Thomas Enhco, born in Paris, France in September 1988, is a French pianist and composer (jazz and classical music). He started playing the violin and the piano at the age of 3, gave his first concerts and wrote his first compositions at 6. At the age of 9, Didier Lockwood invited him to perform on stage with him at the jazz festivals of Antibes Juan-les-Pins, Vienne and Marciac. He studied jazz at CMDL and classical piano with the great master Gisèle Magnan. At 16, he entered the Paris Conservatory (CNSMDP), from which he was expelled two years later. Since then, he has released 8 albums as a leader and has been playing an average of 100 concerts per year around the world, both in classical and jazz venues and festivals.
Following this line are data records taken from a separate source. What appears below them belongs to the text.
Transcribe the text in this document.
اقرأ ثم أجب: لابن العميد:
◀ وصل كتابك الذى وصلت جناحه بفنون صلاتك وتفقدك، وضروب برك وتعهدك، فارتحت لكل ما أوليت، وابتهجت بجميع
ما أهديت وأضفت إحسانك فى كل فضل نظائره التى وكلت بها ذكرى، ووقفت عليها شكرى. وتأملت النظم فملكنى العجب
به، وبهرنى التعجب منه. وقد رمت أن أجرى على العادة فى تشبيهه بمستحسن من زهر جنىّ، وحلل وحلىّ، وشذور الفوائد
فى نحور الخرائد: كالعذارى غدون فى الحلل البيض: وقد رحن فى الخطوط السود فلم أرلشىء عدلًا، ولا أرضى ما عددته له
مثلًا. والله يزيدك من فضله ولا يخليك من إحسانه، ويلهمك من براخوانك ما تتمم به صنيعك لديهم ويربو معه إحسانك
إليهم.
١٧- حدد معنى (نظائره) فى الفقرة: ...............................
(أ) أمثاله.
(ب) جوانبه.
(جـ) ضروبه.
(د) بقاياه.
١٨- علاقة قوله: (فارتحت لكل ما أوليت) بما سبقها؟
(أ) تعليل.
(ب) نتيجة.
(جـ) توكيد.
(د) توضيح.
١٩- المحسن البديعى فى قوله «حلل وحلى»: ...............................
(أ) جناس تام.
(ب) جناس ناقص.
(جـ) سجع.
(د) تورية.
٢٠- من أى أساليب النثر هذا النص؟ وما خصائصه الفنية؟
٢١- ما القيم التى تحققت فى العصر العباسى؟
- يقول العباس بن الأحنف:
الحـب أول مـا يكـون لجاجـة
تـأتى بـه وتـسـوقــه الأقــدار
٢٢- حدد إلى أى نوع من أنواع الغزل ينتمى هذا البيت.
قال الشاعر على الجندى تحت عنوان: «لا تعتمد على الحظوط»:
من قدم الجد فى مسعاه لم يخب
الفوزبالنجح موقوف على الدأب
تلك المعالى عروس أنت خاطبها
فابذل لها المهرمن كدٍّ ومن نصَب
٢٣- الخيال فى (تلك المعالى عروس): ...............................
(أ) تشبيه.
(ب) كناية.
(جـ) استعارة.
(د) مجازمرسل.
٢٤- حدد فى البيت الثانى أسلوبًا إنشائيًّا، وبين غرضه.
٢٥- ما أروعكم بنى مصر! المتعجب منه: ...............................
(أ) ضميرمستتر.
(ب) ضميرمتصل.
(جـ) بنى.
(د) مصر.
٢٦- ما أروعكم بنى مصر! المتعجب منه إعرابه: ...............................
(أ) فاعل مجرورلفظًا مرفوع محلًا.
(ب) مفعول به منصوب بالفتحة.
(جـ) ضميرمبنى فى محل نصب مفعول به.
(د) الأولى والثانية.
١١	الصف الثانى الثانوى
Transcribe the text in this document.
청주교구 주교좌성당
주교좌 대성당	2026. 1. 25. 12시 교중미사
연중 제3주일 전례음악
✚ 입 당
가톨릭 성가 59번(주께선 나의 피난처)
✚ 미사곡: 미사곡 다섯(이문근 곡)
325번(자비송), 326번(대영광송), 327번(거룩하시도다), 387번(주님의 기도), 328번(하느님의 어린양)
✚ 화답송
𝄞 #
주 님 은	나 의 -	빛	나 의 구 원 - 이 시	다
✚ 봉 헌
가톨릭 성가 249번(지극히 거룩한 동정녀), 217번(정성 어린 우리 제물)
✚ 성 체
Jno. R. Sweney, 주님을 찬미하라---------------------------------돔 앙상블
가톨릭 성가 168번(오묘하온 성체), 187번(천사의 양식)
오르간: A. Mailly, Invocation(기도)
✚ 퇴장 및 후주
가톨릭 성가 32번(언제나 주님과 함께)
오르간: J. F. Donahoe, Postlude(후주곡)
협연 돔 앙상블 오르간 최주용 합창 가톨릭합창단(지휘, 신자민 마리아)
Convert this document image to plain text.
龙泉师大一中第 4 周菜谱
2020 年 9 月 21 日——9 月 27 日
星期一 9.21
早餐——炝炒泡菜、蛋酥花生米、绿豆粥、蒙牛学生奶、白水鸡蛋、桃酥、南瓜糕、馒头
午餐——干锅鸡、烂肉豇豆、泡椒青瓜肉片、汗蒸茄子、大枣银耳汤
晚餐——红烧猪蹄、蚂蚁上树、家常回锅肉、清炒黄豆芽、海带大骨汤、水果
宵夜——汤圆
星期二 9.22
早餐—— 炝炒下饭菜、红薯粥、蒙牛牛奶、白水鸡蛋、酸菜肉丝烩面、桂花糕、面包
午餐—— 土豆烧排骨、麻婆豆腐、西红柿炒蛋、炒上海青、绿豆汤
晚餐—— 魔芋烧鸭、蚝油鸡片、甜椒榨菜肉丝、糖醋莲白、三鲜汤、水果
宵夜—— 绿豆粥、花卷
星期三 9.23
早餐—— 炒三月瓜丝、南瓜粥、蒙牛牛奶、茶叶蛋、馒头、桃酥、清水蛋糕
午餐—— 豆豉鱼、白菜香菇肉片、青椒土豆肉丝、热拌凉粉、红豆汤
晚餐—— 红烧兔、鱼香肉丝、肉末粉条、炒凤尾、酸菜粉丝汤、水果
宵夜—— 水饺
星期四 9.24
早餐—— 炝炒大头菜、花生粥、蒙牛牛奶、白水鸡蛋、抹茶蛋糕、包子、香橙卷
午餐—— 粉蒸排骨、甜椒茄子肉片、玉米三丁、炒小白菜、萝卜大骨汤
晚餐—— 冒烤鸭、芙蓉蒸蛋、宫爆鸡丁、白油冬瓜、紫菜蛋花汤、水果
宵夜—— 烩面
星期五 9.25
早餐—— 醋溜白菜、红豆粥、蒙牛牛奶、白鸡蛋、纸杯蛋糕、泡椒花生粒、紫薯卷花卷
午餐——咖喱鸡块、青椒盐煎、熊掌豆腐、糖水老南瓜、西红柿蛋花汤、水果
His first album Esquisse, written and recorded at the age of 15 with his trio (and featuring drums-legend Peter Erskine) came out in 2006, whereupon he became the Laureate of Fonds d'Action SACEM. In 2008 Enhco was spotted by the great Japanese producer Itoh "88" Yasohachi, who asked him to record three albums (Someday My Prince Will Come, The Window and the Rain in Japan and Jack and John with Jack Dejohnette and John Patitucci at Avatar Studios in New York) and invited him for ten tours in Japan, in solo, duo and trio. In 2012, Enhco moved to New York where he played in jazz clubs and collaborated with many artists. That same year he released his self-produced album Fireflies on Label Bleu (winner of Victoires du Jazz 2013).In 2014 he signed with Universal Music and recorded his solo piano album Feathers for label Verve, which was nominated for Best Album at Victoires du Jazz 2015.